Once one of the richest men in Russia, Mr. Polonsky also served three months in prison in Cambodia after the Preah Sihanouk Provincial Court in January charged him, along with two other Russians, with assault for allegedly forcing six Cambodians from a boat at knifepoint off the coast of Sihanoukville on December 30.
During an interview on his private island, Koh Dek Kuol, on October 18, Mr. Polonsky told reporters that both the embezzlement and assault charges he faces were engineered by former Russian partners of his real estate firm Mirax Group, since renamed Potok, seeking to rob him off his wealth.
“If Interpol takes me, Interpol f—s me,” he said at the time.
Mr. Polonsky on Tuesday declined to comment on his new official status as a fugitive, but seemed unfazed by the news.
“We sit in the sunset,” he said by telephone from Koh Dek Kuol.
At about 4 p.m. Mr. Polonsky posted on his personal Twitter account the words “Abracadabra BOOM” with a link to an Internet page displaying a screenshot of his face on Interpol’s website.
Ros Sitha, one of Mr. Polonsky’s lawyers, said that despite the impending arrest, hope was not lost.
“Now we have a lot of ways to help him, but these are dark ways, I cannot tell you,” Mr. Sitha said, adding that he was set to hold an emergency meeting last night with representatives of his client.
“Tonight, some Russians assistants of Mr. Polonsky come to meet me in my home,” he said.

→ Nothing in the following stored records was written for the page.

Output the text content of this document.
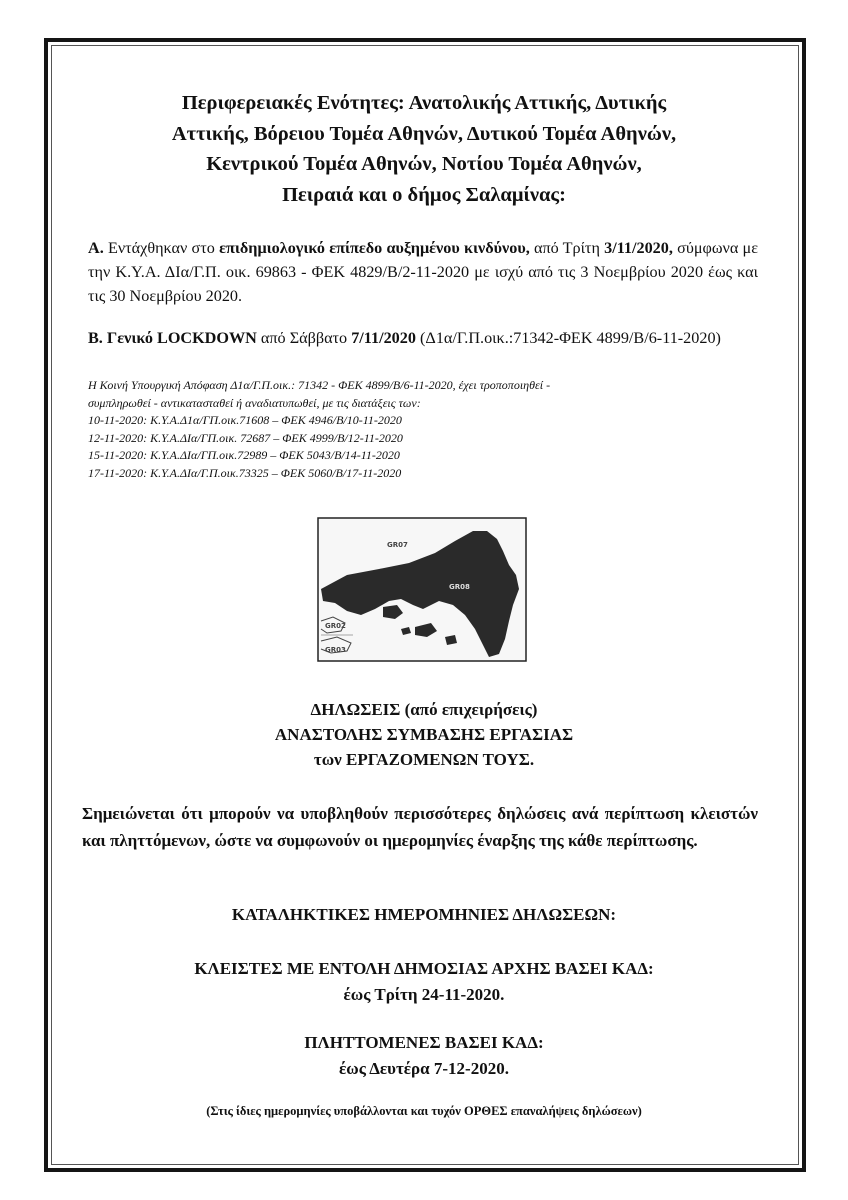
Περιφερειακές Ενότητες: Ανατολικής Αττικής, Δυτικής
Αττικής, Βόρειου Τομέα Αθηνών, Δυτικού Τομέα Αθηνών,
Κεντρικού Τομέα Αθηνών, Νοτίου Τομέα Αθηνών,
Πειραιά και ο δήμος Σαλαμίνας:

Α. Εντάχθηκαν στο επιδημιολογικό επίπεδο αυξημένου κινδύνου, από Τρίτη 3/11/2020, σύμφωνα με την Κ.Υ.Α. ΔΙα/Γ.Π. οικ. 69863 - ΦΕΚ 4829/Β/2-11-2020 με ισχύ από τις 3 Νοεμβρίου 2020 έως και τις 30 Νοεμβρίου 2020.

Β. Γενικό LOCKDOWN από Σάββατο 7/11/2020 (Δ1α/Γ.Π.οικ.:71342-ΦΕΚ 4899/Β/6-11-2020)

Η Κοινή Υπουργική Απόφαση Δ1α/Γ.Π.οικ.: 71342 - ΦΕΚ 4899/Β/6-11-2020, έχει τροποποιηθεί -
συμπληρωθεί - αντικατασταθεί ή αναδιατυπωθεί, με τις διατάξεις των:
10-11-2020: Κ.Υ.Α.Δ1α/ΓΠ.οικ.71608 – ΦΕΚ 4946/Β/10-11-2020
12-11-2020: Κ.Υ.Α.ΔΙα/ΓΠ.οικ. 72687 – ΦΕΚ 4999/Β/12-11-2020
15-11-2020: Κ.Υ.Α.ΔΙα/ΓΠ.οικ.72989 – ΦΕΚ 5043/Β/14-11-2020
17-11-2020: Κ.Υ.Α.ΔΙα/Γ.Π.οικ.73325 – ΦΕΚ 5060/Β/17-11-2020
GR07
GR08
GR02
GR03
ΔΗΛΩΣΕΙΣ (από επιχειρήσεις)
ΑΝΑΣΤΟΛΗΣ ΣΥΜΒΑΣΗΣ ΕΡΓΑΣΙΑΣ
των ΕΡΓΑΖΟΜΕΝΩΝ ΤΟΥΣ.

Σημειώνεται ότι μπορούν να υποβληθούν περισσότερες δηλώσεις ανά περίπτωση κλειστών και πληττόμενων, ώστε να συμφωνούν οι ημερομηνίες έναρξης της κάθε περίπτωσης.

ΚΑΤΑΛΗΚΤΙΚΕΣ ΗΜΕΡΟΜΗΝΙΕΣ ΔΗΛΩΣΕΩΝ:

ΚΛΕΙΣΤΕΣ ΜΕ ΕΝΤΟΛΗ ΔΗΜΟΣΙΑΣ ΑΡΧΗΣ ΒΑΣΕΙ ΚΑΔ:
έως Τρίτη 24-11-2020.
ΠΛΗΤΤΟΜΕΝΕΣ ΒΑΣΕΙ ΚΑΔ:
έως Δευτέρα 7-12-2020.

(Στις ίδιες ημερομηνίες υποβάλλονται και τυχόν ΟΡΘΕΣ επαναλήψεις δηλώσεων)
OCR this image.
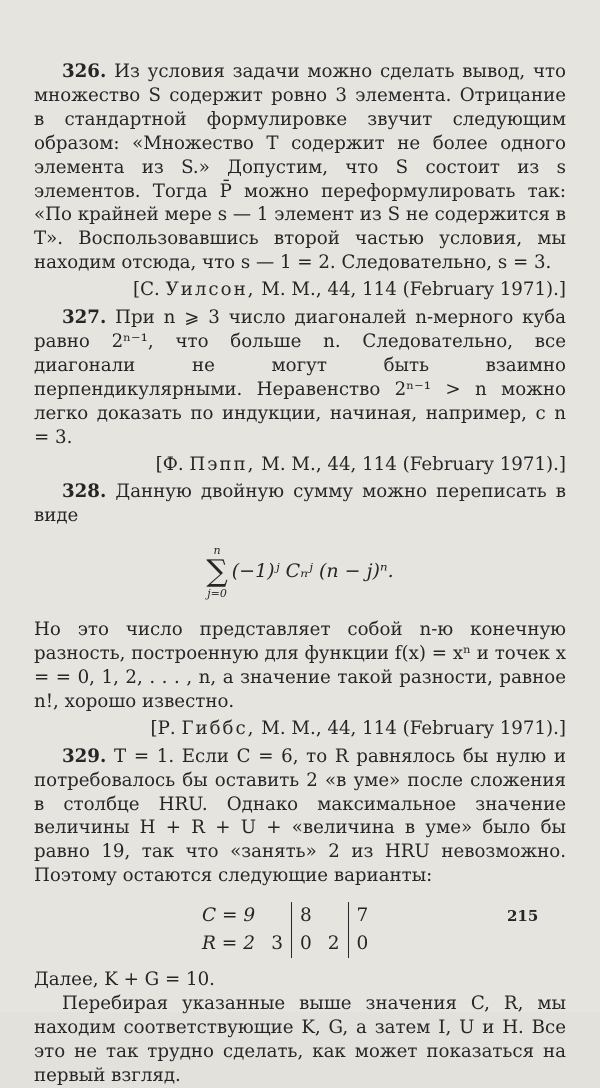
326. Из условия задачи можно сделать вывод, что множество S содержит ровно 3 элемента. Отрицание в стандартной формулировке звучит следующим образом: «Множество T содержит не более одного элемента из S.» Допустим, что S состоит из s элементов. Тогда P̄ можно переформулировать так: «По крайней мере s — 1 элемент из S не содержится в T». Воспользовавшись второй частью условия, мы находим отсюда, что s — 1 = 2. Следовательно, s = 3.

[С. Уилсон, M. M., 44, 114 (February 1971).]

327. При n ⩾ 3 число диагоналей n-мерного куба равно 2ⁿ⁻¹, что больше n. Следовательно, все диагонали не могут быть взаимно перпендикулярными. Неравенство 2ⁿ⁻¹ > n можно легко доказать по индукции, начиная, например, с n = 3.

[Ф. Пэпп, M. M., 44, 114 (February 1971).]

328. Данную двойную сумму можно переписать в виде

n
∑
j=0
(−1)ʲ Cₙʲ (n − j)ⁿ.

Но это число представляет собой n-ю конечную разность, построенную для функции f(x) = xⁿ и точек x = = 0, 1, 2, . . . , n, а значение такой разности, равное n!, хорошо известно.

[Р. Гиббс, M. M., 44, 114 (February 1971).]

329. T = 1. Если C = 6, то R равнялось бы нулю и потребовалось бы оставить 2 «в уме» после сложения в столбце HRU. Однако максимальное значение величины H + R + U + «величина в уме» было бы равно 19, так что «занять» 2 из HRU невозможно. Поэтому остаются следующие варианты:

C = 9		8		7
R = 2	3	0	2	0

Далее, K + G = 10.

Перебирая указанные выше значения C, R, мы находим соответствующие K, G, а затем I, U и H. Все это не так трудно сделать, как может показаться на первый взгляд.

215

Mr. Polonsky’s personal assistant, Olga Sevcuic, said that her employer had done himself no favors by regularly using social media to proclaim his innocence, drawing attention to his extravagant lifestyle.
“He [is] still trying to live like a billionaire,” she said.
“When all this happened, he was still trying to live like he had this money. Maybe he didn’t want to believe that he did not.”